Weiter stehen da Aussagen, für man unsereinen wohl als „Delegitimierer“ beim Verfassungsschutz denunzieren würde: Es hätten sich dadurch „Strukturen etabliert“, „die sich offenkundig nicht mehr an geltendes Recht gebunden fühlen“, warnen die Amtsleiter. „Wenn der Staat in diesem Bereich dauerhaft nicht präsent ist, entstehen Räume, in denen rechtsstaatliche Grundsätze keine Geltung mehr haben.“
Also genau das, was Kritiker seit Jahren bemängeln – und wofür sie diffamiert werden.
Doch es kommt noch schlimmer: „Das alles ist dem Senat bereits seit Jahren bekannt“, heißt es in dem Bericht: „Bereits Anfang 2022 kam eine Untersuchung für die Wirtschaftsverwaltung zu einem verheerenden Ergebnis: Die Gewerbeüberwachung sei in weiten Teilen ‚nicht funktional‘. Mehr als zehn Jahre habe es bei der Wirtschaftsverwaltung keine wirksame Fachaufsicht gegeben. Problematisch sei auch, dass sowohl die Wirtschafts- als auch die Innenverwaltung für die LKA-Gewerbeeinheit zuständig sind, während die Aufsicht der Ordnungsämter bei der Senatskanzlei liegt. Hinzu komme ‚fehlende Einheitlichkeit‘ beim Vorgehen der Ordnungsämter in den Bezirken, was zu ‚problematischen Verdrängungseffekten‘ führe.“
Während für Gewerbeüberwachung kein Geld und keine Ressourcen da sind, gibt es die im Überfluss für Umwidmung von WCs in Unisex-Toiletten, Frauen-Pissoirs, für komfortableres Licht in einer Gefangenen-Sammelstelle, für Meldestellen für Diskriminierung und alles, was rechts ist, sowie ideologisches Gedöns jeder Art, Hauptsache rot-grün.
Doch es fehlt nicht nur an Geld. Es geht auch drunter und drüber – wie das in Systemen, in denen Ideologie vor Realität geht, zwangsläufig ist. „Hinzu kommen laut Gutachten Unklarheiten und Grauzonen, LKA und bezirkliche Ordnungsämter reklamierten für sich, zuständig zu sein – oder bestritten dies“, wie es in dem Bericht heißt: „Wegen des Personalmangels führe die Gewerbeaufsicht beim LKA meist nur noch Verbundeinsätze durch, etwa bei Gaststätten mit Clan-Bezug, Café-Casinos, Spielhallen, Prostitutionsgewerbe und Bewachungsgewerbe.
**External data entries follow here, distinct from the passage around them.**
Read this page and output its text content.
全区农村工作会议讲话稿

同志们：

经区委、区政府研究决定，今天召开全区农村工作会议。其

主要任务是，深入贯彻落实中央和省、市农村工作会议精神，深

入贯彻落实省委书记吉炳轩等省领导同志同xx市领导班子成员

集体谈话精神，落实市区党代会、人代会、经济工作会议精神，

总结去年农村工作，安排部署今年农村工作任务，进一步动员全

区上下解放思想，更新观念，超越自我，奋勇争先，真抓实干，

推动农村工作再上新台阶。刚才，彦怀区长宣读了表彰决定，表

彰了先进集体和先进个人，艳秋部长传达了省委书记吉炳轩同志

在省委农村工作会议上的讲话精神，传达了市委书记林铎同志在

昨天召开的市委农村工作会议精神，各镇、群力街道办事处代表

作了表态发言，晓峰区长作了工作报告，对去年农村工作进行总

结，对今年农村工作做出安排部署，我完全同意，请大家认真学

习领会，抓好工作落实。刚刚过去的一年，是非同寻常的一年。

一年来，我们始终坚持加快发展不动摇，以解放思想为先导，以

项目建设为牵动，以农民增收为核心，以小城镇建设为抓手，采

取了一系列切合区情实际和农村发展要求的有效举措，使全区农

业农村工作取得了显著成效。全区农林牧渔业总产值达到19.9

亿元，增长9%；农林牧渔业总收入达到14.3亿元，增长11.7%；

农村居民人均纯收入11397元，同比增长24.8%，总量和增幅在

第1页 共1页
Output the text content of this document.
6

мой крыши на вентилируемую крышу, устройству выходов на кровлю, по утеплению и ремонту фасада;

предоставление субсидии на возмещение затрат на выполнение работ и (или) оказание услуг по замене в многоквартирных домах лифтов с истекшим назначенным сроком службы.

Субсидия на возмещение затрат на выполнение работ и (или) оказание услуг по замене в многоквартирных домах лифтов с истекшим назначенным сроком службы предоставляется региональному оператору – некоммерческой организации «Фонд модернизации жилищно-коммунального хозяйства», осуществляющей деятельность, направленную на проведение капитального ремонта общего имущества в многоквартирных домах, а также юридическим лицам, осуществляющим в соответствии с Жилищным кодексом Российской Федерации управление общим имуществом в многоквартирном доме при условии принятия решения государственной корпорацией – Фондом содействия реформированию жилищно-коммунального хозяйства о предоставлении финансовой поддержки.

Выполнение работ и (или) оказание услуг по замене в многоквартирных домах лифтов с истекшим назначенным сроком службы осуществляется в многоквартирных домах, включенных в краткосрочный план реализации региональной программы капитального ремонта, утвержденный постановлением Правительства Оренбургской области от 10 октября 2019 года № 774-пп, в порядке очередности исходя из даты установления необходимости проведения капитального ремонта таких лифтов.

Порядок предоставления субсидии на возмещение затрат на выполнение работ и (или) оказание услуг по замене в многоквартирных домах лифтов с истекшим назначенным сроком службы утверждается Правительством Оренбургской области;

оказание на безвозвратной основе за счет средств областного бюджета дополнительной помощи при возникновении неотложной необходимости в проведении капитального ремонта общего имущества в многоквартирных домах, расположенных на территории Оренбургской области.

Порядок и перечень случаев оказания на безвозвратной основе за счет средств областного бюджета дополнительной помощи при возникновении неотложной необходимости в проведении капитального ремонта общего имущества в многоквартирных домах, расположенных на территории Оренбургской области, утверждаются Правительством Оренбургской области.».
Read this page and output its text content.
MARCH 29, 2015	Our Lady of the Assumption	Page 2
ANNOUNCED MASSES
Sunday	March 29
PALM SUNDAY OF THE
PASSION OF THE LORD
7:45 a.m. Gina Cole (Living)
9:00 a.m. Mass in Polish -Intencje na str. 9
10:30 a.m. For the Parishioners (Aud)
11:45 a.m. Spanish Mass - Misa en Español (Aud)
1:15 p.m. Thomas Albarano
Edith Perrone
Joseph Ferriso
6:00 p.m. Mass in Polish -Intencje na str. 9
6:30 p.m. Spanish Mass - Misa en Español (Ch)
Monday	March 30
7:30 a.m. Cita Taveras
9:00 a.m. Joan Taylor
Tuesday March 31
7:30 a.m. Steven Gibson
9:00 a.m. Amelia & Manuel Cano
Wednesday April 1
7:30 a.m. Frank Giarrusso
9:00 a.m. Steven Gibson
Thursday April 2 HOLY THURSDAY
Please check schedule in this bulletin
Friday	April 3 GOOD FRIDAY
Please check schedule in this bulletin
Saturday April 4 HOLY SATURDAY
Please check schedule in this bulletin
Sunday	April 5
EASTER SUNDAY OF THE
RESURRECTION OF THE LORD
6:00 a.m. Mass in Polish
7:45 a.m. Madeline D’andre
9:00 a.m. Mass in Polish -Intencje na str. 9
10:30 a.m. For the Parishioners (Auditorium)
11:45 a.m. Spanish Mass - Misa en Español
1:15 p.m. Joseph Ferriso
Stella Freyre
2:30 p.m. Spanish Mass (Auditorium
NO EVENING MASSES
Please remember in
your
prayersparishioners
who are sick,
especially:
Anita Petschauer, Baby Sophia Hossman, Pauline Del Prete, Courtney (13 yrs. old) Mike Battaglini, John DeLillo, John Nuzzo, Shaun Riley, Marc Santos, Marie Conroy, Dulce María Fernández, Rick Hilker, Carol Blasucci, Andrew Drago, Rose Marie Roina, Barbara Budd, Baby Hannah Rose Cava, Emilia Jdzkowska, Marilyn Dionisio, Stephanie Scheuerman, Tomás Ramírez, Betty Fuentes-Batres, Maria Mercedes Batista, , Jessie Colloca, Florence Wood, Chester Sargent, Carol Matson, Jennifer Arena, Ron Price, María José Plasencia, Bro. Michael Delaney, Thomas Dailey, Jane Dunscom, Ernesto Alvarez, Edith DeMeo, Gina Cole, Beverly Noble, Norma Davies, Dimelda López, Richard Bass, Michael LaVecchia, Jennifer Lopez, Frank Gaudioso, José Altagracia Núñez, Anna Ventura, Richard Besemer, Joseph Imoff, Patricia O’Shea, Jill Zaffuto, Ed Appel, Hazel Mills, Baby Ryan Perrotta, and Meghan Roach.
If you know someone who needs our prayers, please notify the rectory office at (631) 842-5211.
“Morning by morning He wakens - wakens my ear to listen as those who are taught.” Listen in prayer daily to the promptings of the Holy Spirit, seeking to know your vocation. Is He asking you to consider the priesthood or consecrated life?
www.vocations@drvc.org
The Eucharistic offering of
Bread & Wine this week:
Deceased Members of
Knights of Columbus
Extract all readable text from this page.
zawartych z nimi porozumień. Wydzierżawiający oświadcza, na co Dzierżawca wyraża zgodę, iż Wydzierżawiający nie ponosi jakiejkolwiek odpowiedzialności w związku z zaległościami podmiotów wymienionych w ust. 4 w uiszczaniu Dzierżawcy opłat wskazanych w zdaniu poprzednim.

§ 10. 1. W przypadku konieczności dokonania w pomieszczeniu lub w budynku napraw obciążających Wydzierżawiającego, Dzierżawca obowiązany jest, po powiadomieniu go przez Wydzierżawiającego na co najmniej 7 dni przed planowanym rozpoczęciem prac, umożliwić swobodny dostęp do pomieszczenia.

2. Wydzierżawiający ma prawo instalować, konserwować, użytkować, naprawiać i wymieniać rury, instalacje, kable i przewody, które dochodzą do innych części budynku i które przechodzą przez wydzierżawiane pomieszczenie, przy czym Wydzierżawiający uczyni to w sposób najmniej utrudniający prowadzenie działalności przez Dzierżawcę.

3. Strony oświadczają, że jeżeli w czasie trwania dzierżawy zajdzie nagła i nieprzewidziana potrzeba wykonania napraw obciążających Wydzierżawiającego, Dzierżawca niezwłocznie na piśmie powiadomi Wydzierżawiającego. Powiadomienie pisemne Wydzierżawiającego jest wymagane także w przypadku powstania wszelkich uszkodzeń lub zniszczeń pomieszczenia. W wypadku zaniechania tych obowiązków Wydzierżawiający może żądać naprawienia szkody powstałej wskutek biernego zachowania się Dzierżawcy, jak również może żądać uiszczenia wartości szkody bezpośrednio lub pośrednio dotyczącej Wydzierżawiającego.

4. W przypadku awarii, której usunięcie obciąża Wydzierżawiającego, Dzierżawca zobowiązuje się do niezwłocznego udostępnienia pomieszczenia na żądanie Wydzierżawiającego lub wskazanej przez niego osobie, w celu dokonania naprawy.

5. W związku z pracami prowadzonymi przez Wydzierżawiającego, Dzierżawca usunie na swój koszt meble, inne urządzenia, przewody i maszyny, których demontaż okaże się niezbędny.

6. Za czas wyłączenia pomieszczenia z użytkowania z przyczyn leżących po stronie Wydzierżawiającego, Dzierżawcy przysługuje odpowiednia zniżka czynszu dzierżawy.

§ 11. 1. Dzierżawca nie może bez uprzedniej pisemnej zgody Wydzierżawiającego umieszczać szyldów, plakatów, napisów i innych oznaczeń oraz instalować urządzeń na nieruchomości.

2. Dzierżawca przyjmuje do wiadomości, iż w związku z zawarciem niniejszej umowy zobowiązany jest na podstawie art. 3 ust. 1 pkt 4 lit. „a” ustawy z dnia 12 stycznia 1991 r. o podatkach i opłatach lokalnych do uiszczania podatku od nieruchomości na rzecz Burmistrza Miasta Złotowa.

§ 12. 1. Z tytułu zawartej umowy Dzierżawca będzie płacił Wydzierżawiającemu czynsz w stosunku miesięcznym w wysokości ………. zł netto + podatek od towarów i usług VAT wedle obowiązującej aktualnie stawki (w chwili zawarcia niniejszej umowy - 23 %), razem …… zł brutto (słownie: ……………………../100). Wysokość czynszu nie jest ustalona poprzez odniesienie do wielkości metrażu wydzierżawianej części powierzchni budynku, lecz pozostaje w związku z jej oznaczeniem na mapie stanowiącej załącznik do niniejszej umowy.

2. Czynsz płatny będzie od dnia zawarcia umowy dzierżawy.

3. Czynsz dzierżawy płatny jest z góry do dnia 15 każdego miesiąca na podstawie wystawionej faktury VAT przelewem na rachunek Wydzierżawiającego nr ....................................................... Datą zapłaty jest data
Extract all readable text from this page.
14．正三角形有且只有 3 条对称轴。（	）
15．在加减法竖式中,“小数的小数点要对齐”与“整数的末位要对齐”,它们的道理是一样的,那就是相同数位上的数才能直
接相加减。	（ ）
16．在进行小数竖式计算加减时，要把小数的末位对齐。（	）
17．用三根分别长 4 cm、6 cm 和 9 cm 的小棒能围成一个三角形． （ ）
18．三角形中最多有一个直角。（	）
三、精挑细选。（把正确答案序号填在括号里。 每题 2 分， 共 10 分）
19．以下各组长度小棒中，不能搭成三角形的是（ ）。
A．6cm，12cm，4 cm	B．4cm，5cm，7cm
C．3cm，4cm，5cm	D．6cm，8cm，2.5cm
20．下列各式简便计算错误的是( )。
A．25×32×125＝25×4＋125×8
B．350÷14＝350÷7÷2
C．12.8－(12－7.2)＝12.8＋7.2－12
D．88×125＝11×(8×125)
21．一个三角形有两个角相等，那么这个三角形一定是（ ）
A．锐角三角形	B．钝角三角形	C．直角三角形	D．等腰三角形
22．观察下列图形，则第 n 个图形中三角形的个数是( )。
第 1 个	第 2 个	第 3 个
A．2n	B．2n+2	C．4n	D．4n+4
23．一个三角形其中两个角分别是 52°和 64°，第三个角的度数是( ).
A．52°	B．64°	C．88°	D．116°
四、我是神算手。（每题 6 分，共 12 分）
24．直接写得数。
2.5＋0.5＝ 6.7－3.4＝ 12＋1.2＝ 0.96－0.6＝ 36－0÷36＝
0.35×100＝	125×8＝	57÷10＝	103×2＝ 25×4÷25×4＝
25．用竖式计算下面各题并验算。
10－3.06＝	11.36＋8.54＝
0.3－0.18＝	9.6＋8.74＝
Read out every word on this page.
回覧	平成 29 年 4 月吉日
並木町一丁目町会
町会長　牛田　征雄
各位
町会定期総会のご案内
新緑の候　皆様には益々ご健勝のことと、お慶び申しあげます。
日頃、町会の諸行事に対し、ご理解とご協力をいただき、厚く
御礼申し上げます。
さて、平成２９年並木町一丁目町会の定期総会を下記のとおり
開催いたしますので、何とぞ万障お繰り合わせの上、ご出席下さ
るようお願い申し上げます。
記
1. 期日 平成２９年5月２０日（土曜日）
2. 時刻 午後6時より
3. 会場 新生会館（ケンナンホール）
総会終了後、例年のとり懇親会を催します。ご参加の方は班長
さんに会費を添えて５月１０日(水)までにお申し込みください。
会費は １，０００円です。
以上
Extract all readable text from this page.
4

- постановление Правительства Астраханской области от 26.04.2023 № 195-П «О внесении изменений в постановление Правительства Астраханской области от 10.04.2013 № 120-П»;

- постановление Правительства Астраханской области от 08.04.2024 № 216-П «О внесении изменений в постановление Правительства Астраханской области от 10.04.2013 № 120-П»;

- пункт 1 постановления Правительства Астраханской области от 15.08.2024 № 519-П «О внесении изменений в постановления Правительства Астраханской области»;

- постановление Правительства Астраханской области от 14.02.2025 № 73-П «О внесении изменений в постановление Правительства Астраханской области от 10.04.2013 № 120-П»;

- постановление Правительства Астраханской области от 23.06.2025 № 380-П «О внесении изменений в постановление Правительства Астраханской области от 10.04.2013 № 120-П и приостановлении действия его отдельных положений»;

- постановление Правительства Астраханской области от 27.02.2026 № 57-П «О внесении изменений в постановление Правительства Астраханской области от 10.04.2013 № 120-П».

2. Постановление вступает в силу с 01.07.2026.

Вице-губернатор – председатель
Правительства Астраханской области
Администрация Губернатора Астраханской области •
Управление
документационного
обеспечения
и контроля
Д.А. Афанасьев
Dagegen werden ‚weite Bereiche der erlaubnispflichtigen und überwachungsbedürftigen Gewerbebereiche gar nicht überwacht‘.“
Womit wir quasi amtlich haben, dass Berlin sich in ein Sumpfgebiet verwandelt hat – nur nicht in einen braunen, sondern in einen rot-grünen, unter schwarzer Oberaufsicht.
Dass sich etwas ändert, ist unwahrscheinlich: „Es wurde viel geredet, Probleme wurden erkannt, Lösungsvorschläge erarbeitet, aber passiert ist dann nichts“, schreiben die Ordnungsamtschefs dem Bericht zufolge: „Es fehle eine politische Entscheidung des Senats und das klare politische Bekenntnis zu funktionierenden rechtsstaatlichen Strukturen bei der Gewerbeüberwachung. Es bestehe ein ‚existentieller Handlungsbedarf‘, ‚bevor rechtsfreie Strukturen weiter erstarken‘. Die Ordnungsämter stünden bereit, bräuchten aber ausreichend Mitarbeiter.“
Und was tut der Regierende Bürgermeister von der CDU? Offenbar nichts.
Beziehungsweise er agiert nach dem Motto: Und wenn ich nicht mehr weiter weiß, dann gründ ich einen Arbeitskreis. „Ein Sprecher der Senatskanzlei sagte, unter Federführung der Wirtschaftsverwaltung laufe „bereits seit geraumer Zeit ein Projekt“, schreibt der „Tagesspiegel“: Dabei würden „Vorschläge für eine Neuaufstellung der Gewerbeüberwachung erarbeitet und Aufgabenverlagerungen vorgeschlagen“.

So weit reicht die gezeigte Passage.